Let’s look at your situation if you have a property in France that you let out for part of the year.
Not everybody reports such income to the French tax authorities, but to stay on the right side of their laws you need to.
You pay French tax on the profits, which broadly speaking will be calculated as the rental income you receive less the running costs.
Interest on loans that you have taken out to pay for the property will be deductible from the taxable profits, but not the capital repayments.
However, you will need to consult an expert in French tax to help you to work out the taxable profits and send your return to the French authorities.
The French income tax rate under the latest changes is 35.5 per cent, which is a big increase on what UK people used to pay, but is actually no more than French people have been paying for some time.
Then you need to report the same income on your UK tax return.
This time the profits are calculated using the UK’s rules, so you need to consult a UK tax expert.
There are differences in how expenses are dealt with as between the two tax systems. One example is the treatment of repair and maintenance costs.
So far you have two tax calculations and two amounts of tax payable.
This is where the tax treaty comes in, and allows you to reduce your UK tax for the French tax that you pay.

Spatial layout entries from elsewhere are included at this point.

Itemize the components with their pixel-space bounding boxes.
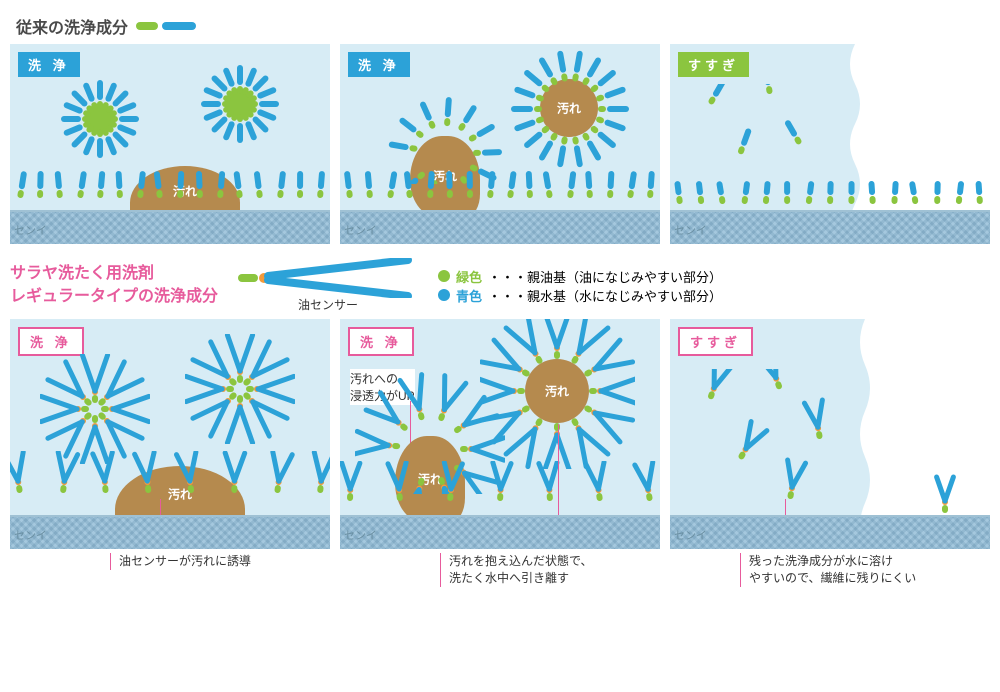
fiber-label: センイ (14, 527, 47, 543)
bottom-panel-3: すすぎ 脱 水 センイ (670, 319, 990, 549)
legend-green: 緑色 ・・・親油基（油になじみやすい部分） (438, 267, 722, 286)
surfactant-row-icon (340, 166, 660, 216)
color-legend: 緑色 ・・・親油基（油になじみやすい部分） 青色 ・・・親水基（水になじみやすい… (438, 267, 722, 305)
panel-label-rinse: すすぎ (678, 327, 753, 356)
fiber-label: センイ (674, 527, 707, 543)
fiber-strip (10, 515, 330, 549)
bottom-col-3: すすぎ 脱 水 センイ 残った洗浄成分が水に溶け やすいので、繊維に残りにくい (670, 319, 990, 587)
micelle-icon (60, 79, 140, 159)
top-row: 洗 浄 汚れ センイ 洗 浄 汚れ 汚れ センイ (10, 44, 990, 244)
bottom-panel-2: 洗 浄 汚れへの 浸透力がUP 汚れ 汚れ センイ (340, 319, 660, 549)
fiber-strip (670, 515, 990, 549)
panel-caption: 油センサーが汚れに誘導 (110, 553, 330, 570)
middle-legend: サラヤ洗たく用洗剤 レギュラータイプの洗浄成分 油センサー 緑色 ・・・親油基（… (10, 258, 990, 313)
residual-v-surfactant-icon (680, 369, 860, 519)
bottom-col-2: 洗 浄 汚れへの 浸透力がUP 汚れ 汚れ センイ 汚れを抱え込んだ状態で、 洗… (340, 319, 660, 587)
fiber-strip (340, 210, 660, 244)
v-surfactant-row-icon (340, 461, 660, 521)
blue-dot-icon (438, 289, 450, 301)
fiber-label: センイ (344, 222, 377, 238)
fiber-label: センイ (14, 222, 47, 238)
panel-label: 洗 浄 (18, 52, 80, 77)
fiber-label: センイ (674, 222, 707, 238)
saraya-surfactant-icon (238, 258, 418, 298)
bottom-col-1: 洗 浄 汚れ センイ 油センサーが汚れに誘導 (10, 319, 330, 587)
legend-blue: 青色 ・・・親水基（水になじみやすい部分） (438, 286, 722, 305)
panel-label: 洗 浄 (348, 327, 414, 356)
green-dot-icon (438, 270, 450, 282)
fiber-strip (10, 210, 330, 244)
bottom-panel-1: 洗 浄 汚れ センイ (10, 319, 330, 549)
oil-sensor-diagram: 油センサー (238, 258, 418, 313)
top-panel-3: すすぎ 脱 水 センイ (670, 44, 990, 244)
saraya-micelle-icon (185, 334, 295, 444)
fiber-strip (340, 515, 660, 549)
saraya-micelle-icon (40, 354, 150, 464)
fiber-label: センイ (344, 527, 377, 543)
bottom-row: 洗 浄 汚れ センイ 油センサーが汚れに誘導 洗 浄 汚れへの 浸透力がUP 汚… (10, 319, 990, 587)
panel-caption: 残った洗浄成分が水に溶け やすいので、繊維に残りにくい (740, 553, 990, 587)
surfactant-row-icon (10, 166, 330, 216)
micelle-around-dirt-icon (510, 49, 630, 169)
top-panel-1: 洗 浄 汚れ センイ (10, 44, 330, 244)
panel-label: 洗 浄 (18, 327, 84, 356)
bottom-section-title: サラヤ洗たく用洗剤 レギュラータイプの洗浄成分 (10, 263, 218, 308)
v-surfactant-row-icon (10, 451, 330, 521)
fiber-strip (670, 210, 990, 244)
micelle-icon (200, 64, 280, 144)
single-v-surfactant-icon (925, 471, 975, 521)
panel-label: 洗 浄 (348, 52, 410, 77)
panel-label-rinse: すすぎ (678, 52, 749, 77)
top-title-text: 従来の洗浄成分 (16, 14, 128, 38)
oil-sensor-label: 油センサー (298, 296, 358, 313)
top-panel-2: 洗 浄 汚れ 汚れ センイ (340, 44, 660, 244)
top-section-title: 従来の洗浄成分 (16, 14, 990, 38)
conventional-surfactant-icon (136, 17, 196, 35)
panel-caption: 汚れを抱え込んだ状態で、 洗たく水中へ引き離す (440, 553, 660, 587)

However, you can only reduce your UK tax to nil. If the French tax is higher, you won’t get a refund for that.
Monsieur Hollande has also raised the rate of tax on French capital gains for UK property owners.
If you make a profit on selling a French property you will now face a French tax rate of 34.5 per cent.
Because you live in the UK, you will also have to work out a gain for your UK tax return.
The calculation of the taxable gain is all-important, and the rules in the two countries are different.
One key point is the currency in which you work out the gain. For the French tax calculation, you compare the sale price in euros with the cost in euros.
These figures will generally be the actual euro amounts that you pay and receive.
There are then other adjustments to make for the French tax calculation.
One is a percentage reduction in the gain depending on how long you have had the property.
If you have paid for improvements or repairs some of those costs may be deductions from the gain on sale. Here in particular you need good local advice.
When it comes to the UK tax return, the gain is worked out in sterling terms, applying the exchange rates for the purchase and sale dates.
So the amount of the gain on the French tax return may be different from the gain on the UK tax return, because of exchange rate movements.
The basic idea of double tax relief is then the same as for income tax.
You pay the French tax, and then reduce the UK tax for the amount of French tax paid.
But as with income tax, you won’t get a refund if the French tax is higher.